NALCO’s minister and the minister who makes regulatory decisions about the oil industry are one and the same.   The department’s deputy minister sits on the board of NALCO Oil and Gas’s parent.  NALCO just bought into licenses that expire in six months.  Ordinarily an investor would have to struggle to justify an extension under the circumstances.  NALCO knows they’ll get an exemption, extension or anything else it needs because it has connections no private sector company can match.

Whatever is behind NALCO’s sudden interest in onshore oil plays, it isn’t about repeating the glorious success of Leduc.
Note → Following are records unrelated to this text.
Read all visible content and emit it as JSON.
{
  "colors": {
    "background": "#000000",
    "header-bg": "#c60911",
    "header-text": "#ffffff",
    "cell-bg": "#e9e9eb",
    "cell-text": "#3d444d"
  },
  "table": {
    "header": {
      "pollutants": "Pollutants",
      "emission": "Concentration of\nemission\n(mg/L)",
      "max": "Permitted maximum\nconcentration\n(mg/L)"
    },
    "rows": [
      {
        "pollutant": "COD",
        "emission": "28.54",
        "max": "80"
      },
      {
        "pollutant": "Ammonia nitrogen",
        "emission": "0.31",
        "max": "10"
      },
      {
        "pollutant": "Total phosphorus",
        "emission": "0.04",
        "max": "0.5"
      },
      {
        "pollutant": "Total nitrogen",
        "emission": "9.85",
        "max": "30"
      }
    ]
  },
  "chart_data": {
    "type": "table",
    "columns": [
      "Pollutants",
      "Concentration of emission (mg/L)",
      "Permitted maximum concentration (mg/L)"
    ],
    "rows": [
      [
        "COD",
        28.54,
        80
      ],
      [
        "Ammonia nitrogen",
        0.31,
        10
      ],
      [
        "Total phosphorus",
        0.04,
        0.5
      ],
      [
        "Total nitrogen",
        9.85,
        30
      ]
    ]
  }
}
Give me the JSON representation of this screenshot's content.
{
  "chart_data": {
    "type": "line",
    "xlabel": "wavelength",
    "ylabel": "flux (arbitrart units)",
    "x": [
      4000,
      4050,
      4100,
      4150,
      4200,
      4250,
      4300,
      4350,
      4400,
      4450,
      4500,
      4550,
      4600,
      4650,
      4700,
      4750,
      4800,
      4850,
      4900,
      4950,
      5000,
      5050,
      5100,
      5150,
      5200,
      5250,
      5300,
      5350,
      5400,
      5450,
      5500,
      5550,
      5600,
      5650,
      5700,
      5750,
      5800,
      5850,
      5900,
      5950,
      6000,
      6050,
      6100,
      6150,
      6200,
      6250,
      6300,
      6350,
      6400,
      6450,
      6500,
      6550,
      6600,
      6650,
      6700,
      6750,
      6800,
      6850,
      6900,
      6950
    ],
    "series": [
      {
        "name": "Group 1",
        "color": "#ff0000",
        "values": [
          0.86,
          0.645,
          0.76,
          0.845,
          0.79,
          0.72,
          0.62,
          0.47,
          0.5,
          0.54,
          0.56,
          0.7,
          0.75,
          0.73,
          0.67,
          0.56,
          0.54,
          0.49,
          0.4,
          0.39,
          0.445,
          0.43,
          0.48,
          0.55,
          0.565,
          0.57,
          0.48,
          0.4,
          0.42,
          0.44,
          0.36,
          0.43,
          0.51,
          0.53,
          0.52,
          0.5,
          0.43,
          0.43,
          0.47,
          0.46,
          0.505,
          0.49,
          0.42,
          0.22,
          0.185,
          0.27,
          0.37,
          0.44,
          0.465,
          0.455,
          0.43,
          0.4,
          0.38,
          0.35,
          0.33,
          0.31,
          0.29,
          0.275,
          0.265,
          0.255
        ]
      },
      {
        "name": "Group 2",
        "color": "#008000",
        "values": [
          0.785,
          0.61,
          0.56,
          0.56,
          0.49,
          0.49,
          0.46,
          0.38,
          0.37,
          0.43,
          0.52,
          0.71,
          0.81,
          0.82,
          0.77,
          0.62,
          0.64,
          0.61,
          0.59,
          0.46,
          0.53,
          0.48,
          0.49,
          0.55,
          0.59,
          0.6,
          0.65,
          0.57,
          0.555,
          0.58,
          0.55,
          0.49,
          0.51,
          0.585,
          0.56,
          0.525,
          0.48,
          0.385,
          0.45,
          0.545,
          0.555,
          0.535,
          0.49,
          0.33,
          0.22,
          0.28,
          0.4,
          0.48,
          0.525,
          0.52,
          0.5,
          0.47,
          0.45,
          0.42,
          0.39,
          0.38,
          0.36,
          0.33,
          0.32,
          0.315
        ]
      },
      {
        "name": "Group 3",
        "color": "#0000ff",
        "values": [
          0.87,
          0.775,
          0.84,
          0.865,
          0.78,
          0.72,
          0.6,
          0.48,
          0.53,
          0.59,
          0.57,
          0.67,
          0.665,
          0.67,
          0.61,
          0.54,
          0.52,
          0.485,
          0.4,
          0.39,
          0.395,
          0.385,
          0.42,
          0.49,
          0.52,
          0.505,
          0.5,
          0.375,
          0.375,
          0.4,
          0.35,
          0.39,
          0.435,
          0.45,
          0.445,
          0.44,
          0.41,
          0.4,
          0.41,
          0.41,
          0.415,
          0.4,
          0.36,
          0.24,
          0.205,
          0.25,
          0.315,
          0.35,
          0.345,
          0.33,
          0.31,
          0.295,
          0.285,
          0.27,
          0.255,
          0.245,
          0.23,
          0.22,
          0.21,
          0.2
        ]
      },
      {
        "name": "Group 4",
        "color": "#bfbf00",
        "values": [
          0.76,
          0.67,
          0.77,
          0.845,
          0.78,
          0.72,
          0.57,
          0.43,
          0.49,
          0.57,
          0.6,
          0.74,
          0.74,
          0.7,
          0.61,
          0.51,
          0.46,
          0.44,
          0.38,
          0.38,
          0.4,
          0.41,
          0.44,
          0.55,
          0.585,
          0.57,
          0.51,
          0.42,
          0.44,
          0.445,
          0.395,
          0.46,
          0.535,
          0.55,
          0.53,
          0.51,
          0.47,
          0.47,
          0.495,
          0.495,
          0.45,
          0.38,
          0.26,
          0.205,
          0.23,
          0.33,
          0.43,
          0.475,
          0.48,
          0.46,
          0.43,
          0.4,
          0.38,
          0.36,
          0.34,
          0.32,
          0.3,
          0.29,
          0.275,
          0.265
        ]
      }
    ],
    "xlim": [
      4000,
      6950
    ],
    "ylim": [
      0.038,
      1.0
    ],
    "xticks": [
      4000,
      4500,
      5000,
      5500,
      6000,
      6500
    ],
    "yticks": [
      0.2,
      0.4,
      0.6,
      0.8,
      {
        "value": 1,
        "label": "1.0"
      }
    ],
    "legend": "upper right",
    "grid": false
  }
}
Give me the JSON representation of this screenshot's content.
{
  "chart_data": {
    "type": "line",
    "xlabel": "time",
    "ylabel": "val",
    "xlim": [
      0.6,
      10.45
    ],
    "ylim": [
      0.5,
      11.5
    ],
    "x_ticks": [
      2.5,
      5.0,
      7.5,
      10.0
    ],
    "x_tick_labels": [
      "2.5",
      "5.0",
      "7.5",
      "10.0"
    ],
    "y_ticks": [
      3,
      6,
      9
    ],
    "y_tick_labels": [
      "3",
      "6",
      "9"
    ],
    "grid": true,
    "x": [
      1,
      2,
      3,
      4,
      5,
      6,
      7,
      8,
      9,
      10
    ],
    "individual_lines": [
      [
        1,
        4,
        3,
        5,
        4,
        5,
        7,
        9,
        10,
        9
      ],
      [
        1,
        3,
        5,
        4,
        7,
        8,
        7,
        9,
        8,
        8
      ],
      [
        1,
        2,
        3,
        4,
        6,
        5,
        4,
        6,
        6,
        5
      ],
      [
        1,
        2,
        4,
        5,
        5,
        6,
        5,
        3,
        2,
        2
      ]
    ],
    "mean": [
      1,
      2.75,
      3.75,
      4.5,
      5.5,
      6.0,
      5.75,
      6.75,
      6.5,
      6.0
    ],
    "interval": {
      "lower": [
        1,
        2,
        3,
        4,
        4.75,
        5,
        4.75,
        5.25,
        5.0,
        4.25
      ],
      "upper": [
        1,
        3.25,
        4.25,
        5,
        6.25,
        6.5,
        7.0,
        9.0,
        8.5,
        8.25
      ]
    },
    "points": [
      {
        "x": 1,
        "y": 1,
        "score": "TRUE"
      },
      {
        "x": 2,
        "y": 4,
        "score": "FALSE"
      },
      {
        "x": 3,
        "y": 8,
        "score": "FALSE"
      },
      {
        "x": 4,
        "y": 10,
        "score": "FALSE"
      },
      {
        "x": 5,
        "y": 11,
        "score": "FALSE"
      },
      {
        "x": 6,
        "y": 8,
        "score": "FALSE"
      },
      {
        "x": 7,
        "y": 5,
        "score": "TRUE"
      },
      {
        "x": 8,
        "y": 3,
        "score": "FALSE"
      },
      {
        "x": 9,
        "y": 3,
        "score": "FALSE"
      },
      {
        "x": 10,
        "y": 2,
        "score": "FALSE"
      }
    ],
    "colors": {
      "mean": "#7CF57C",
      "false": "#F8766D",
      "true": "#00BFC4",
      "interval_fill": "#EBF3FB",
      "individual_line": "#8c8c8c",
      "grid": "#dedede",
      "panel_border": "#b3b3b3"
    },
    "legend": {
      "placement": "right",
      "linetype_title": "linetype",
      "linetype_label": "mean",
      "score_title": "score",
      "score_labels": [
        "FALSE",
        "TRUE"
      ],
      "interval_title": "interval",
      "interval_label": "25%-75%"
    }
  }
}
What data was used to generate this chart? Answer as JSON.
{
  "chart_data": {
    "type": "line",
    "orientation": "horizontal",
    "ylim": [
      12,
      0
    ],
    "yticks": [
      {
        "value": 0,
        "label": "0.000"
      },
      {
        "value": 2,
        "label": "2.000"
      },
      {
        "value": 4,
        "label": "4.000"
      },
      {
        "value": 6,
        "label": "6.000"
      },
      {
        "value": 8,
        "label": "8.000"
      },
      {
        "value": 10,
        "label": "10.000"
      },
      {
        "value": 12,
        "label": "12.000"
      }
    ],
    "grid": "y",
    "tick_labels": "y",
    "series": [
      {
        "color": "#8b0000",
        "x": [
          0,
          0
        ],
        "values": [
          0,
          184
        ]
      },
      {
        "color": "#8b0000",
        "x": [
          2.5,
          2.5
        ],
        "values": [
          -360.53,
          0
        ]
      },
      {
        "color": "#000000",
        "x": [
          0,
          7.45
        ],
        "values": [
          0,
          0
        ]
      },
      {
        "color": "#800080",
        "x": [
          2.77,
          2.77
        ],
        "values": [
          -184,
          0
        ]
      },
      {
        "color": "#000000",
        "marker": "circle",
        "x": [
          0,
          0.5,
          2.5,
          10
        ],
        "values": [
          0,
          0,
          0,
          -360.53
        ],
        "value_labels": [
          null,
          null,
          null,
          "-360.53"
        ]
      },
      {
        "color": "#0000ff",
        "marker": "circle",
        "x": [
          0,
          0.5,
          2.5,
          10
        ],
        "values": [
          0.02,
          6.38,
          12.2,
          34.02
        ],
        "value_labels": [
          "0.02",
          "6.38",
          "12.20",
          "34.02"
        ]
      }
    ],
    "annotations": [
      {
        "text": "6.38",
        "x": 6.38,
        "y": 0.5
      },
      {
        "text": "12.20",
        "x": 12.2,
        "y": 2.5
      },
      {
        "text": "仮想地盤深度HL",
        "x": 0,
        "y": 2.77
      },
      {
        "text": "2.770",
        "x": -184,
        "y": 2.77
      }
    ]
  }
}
It’s not about strengthening the province’s oil and gas sector or just the local private sector, the people who really make jobs and exploit opportunities.

Nope.

NALCO’s bailout  isn’t even the giant make-work scheme many of its supporters seem to think it is.  Government doesn’t create sustainable jobs and contrary to the baloney that comes from some mouths, economics shows that government doesn’t get the bulk of its spending back in taxes.

Whatever the motivation for sinking $20 million of public cash in this one venture, someone will have to dig deeper and ask more probing questions of the Premier to find out what’s really on the go.

In the meantime, let’s hope that the real private sector guys – the ones who’ve been looking for oil for years – hit oil before NALCO. 

There’d be another sweet irony in such a development as well.   You see if Danny Williams really was a private sector guy, he’d have never gotten into politics in the first place.  If he really wanted to create jobs, jobs, jobs – as he claimed in 200o3 -  he’d have taken his cable cash and invested in the private sector. 

He’d have taken risks,  been buoyed by a few successes, endured a few failures and then invested in new enterprises here and elsewhere.  He’d be pushing for government policies that support entrepreneurs and encourage the growth of a sustainable, diverse private sector built on daring and imagination.

Instead, the supposed “private sector guy” got into politics and built the existing government bureaucracy into an even larger behemoth backed by policies that discourage innovation and investment and hook private sector companies in the province on government cash.

There hasn’t been a new approach since 2003.  We’ve actually seen the same old approach in Newfoundland and Labrador that has consistently failed to deliver decade, after decade, after decade in a province led by saviour after genius after business success.

And, as we learned in Mount Pearl, Holyrood and elsewhere, there is no pot of gold at the end of that old rainbow of green cukes and red-soled rubbers, at least not for the people  - the taxpayers of the province – whose money goes out the door.